FM – “Brotherhood” (2025)
Frontiers Music | Shinigami Records
#HardRock #AOR
Para fãs de: Magnum, Europe, Phenomena
Texto por Matheus “Mu” Silva
Nota: 9,0
Um ano após o lançamento de “Old Habits Die Hard” (2024), a banda inglesa de Hard Rock/AOR FM lançou seu décimo quarto disco de estúdio, “Brotherhood”, via Frontiers, com lançamento nacional pela Shinigami Records, no último dia 5 de setembro.

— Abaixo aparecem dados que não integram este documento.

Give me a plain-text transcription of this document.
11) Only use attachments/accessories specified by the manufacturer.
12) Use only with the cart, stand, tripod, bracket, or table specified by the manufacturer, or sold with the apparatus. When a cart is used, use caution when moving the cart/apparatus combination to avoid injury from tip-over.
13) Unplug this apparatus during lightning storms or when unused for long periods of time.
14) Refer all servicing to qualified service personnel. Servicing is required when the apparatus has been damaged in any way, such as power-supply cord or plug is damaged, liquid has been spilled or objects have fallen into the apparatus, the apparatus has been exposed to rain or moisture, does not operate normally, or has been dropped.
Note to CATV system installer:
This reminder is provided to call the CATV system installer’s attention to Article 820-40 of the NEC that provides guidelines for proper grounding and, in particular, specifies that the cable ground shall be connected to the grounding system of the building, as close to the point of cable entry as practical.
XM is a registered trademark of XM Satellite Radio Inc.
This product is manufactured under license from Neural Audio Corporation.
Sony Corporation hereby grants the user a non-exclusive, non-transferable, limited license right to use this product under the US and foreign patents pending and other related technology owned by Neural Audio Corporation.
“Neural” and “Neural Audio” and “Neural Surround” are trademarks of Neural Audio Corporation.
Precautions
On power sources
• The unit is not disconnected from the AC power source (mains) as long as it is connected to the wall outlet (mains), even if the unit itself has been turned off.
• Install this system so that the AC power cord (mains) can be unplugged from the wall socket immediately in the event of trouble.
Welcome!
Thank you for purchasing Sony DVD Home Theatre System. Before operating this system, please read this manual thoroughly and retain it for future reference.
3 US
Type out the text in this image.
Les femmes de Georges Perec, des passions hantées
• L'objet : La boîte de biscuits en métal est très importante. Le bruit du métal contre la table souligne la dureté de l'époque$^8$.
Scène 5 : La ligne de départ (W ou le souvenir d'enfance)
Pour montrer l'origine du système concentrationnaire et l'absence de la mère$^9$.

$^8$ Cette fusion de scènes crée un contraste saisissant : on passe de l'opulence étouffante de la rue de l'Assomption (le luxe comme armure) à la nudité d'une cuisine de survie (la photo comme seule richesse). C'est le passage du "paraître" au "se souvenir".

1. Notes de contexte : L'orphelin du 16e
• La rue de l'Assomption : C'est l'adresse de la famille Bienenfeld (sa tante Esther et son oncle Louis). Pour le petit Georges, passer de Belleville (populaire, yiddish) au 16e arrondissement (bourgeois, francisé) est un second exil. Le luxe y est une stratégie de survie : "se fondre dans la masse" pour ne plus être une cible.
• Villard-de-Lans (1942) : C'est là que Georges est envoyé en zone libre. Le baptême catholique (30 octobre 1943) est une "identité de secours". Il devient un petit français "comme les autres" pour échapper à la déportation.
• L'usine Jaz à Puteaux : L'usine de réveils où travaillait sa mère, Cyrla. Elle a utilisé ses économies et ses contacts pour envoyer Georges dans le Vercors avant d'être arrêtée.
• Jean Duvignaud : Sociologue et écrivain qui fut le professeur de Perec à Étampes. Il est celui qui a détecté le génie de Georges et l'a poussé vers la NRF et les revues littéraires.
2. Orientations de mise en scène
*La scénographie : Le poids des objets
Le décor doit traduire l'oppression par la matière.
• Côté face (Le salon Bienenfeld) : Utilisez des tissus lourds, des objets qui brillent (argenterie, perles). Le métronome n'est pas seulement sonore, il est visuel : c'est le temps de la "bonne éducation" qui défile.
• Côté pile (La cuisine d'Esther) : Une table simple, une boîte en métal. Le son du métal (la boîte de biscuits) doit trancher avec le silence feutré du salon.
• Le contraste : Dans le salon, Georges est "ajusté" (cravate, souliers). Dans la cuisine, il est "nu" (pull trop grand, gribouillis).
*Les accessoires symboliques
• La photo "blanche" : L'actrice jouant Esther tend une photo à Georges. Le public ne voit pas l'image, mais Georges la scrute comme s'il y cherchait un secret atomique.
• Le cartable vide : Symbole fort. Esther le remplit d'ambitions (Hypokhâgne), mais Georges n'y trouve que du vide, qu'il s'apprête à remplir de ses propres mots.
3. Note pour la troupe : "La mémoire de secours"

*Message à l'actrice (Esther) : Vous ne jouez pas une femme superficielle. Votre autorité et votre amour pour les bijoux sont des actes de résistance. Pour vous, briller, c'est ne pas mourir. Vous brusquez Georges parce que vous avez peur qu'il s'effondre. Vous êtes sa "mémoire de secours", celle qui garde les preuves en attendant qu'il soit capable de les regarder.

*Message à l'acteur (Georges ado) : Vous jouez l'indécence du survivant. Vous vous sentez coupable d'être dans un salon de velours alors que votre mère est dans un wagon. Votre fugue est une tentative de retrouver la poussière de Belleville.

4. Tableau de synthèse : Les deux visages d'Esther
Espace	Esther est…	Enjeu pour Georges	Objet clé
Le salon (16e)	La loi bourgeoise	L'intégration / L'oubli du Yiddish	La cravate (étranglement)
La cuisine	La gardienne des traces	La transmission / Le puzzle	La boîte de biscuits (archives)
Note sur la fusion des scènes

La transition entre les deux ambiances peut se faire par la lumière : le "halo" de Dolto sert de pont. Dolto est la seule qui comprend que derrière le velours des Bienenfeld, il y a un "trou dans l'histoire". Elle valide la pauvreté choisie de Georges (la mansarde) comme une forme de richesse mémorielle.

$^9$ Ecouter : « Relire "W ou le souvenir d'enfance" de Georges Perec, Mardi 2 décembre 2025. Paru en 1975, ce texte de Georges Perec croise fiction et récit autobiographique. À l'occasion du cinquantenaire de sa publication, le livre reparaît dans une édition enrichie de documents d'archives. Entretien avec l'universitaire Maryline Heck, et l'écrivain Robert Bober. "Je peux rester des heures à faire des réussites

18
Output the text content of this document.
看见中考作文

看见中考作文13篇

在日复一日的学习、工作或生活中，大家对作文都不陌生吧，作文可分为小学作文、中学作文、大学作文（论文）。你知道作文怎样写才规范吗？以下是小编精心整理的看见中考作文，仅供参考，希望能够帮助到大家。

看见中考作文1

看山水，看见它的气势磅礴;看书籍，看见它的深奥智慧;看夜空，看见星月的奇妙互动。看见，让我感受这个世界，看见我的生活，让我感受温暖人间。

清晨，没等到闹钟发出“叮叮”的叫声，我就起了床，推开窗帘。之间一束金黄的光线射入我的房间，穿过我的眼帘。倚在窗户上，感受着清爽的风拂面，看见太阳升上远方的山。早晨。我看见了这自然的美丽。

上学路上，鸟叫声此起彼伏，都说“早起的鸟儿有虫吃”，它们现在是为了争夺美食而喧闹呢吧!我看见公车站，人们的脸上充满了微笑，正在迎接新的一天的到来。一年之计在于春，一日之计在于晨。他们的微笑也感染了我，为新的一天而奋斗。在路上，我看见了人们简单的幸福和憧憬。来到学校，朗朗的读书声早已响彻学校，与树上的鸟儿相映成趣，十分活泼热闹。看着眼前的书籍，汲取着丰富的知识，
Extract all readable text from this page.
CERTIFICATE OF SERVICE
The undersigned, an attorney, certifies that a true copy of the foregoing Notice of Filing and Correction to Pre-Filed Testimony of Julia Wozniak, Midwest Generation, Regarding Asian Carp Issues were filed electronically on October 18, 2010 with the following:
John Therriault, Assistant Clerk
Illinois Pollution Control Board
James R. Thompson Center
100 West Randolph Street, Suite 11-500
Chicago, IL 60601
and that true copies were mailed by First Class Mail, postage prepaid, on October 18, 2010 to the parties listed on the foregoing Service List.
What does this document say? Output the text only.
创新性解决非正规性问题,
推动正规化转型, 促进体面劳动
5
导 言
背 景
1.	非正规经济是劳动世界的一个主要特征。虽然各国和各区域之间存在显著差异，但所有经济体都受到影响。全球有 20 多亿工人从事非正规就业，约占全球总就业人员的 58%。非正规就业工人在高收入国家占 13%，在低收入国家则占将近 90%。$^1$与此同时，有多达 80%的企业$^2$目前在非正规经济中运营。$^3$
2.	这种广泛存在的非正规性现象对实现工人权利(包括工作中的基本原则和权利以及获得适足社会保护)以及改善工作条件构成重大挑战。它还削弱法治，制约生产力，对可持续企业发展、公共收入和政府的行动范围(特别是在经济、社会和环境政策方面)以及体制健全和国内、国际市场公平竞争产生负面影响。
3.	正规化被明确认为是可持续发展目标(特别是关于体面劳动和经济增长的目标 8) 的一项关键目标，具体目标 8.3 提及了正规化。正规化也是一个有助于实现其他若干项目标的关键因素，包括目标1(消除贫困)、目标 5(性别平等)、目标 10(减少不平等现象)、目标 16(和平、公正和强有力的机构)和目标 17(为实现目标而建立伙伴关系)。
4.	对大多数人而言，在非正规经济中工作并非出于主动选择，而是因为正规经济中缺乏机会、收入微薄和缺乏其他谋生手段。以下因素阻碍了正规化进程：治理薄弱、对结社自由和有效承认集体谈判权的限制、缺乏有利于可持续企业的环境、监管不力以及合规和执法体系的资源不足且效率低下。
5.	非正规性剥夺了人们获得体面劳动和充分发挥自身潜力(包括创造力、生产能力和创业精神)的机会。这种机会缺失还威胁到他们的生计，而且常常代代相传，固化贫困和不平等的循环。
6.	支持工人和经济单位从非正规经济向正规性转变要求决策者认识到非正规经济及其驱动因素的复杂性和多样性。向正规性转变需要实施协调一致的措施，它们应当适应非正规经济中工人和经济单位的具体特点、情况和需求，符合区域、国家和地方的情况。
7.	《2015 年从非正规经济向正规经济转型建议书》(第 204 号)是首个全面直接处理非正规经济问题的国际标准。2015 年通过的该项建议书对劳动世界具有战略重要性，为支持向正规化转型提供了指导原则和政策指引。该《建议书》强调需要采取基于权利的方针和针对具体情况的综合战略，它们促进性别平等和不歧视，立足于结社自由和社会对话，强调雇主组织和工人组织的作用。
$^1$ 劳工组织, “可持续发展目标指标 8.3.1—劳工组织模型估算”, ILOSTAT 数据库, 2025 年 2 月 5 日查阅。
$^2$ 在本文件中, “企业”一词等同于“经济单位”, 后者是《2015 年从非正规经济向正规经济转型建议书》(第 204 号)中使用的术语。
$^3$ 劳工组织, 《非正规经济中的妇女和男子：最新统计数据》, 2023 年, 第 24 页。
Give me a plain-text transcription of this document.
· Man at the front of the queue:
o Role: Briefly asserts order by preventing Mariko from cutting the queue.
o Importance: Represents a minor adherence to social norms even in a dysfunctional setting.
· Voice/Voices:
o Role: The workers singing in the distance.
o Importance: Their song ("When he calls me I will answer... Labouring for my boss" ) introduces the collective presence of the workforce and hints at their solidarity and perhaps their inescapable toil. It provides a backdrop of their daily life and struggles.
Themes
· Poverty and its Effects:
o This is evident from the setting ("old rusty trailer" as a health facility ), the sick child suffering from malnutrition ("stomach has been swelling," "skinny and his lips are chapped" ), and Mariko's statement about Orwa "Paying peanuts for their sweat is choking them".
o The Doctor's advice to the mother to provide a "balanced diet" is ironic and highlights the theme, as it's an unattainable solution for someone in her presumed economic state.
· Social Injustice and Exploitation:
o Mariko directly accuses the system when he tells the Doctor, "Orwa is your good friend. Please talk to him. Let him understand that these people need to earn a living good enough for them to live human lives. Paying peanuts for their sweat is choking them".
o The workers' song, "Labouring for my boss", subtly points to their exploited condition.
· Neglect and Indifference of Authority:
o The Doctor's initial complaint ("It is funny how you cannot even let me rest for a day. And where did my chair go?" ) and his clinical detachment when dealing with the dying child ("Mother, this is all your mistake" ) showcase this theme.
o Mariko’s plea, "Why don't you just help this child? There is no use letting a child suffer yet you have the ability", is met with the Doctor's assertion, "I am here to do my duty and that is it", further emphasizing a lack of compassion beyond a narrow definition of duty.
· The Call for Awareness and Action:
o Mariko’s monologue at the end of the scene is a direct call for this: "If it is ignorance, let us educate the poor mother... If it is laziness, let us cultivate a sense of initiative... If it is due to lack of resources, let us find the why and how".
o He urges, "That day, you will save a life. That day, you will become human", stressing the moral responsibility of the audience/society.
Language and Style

Um dos melhores e mais subestimados nomes do gênero, o FM é uma verdadeira aula de Hard Rock classudo e bem-feito. Seus dois primeiros álbuns, “Indiscreet” (1986) e “Tough It Out” (1989), são obras-primas que ajudaram a banda a ganhar status no período, mas o grupo entrou em um hiato em 1995, que durou até 2007. Contando com o incrível vocalista Steve Overland desde o início, em 1984, e ainda com os membros originais Merv Goldsworthy (baixo) e Pete Jupp (bateria), além de Jem Davis (teclado), que entrou nos anos 1990, e Jim Kirkpatrick (guitarra), que acompanha a banda desde o retorno, o FM continuou lançando discos relevantes — como “Heroes and Villains” (2015) — mantendo um padrão de qualidade invejável em seu som, que envelheceu muito bem sem ficar preso ao passado.
“Do You Mean It” abre com uma pegada setentista, lembrando um pouco o Deep Purple da fase MKIII, com backing vocals femininos que adicionam um charme country à música. O vocal de Steve Overland, como sempre, é um deleite. “Living on the Run” já traz aqueles duetos de guitarra que tanto marcaram a sonoridade da banda — ou seja, FM sendo FM — além dos coros vocais viciantes, que instigam a cantar junto desde o primeiro momento. “Coming for You” é mais romântica, outra característica forte do grupo, e aqui funciona tão bem quanto sempre.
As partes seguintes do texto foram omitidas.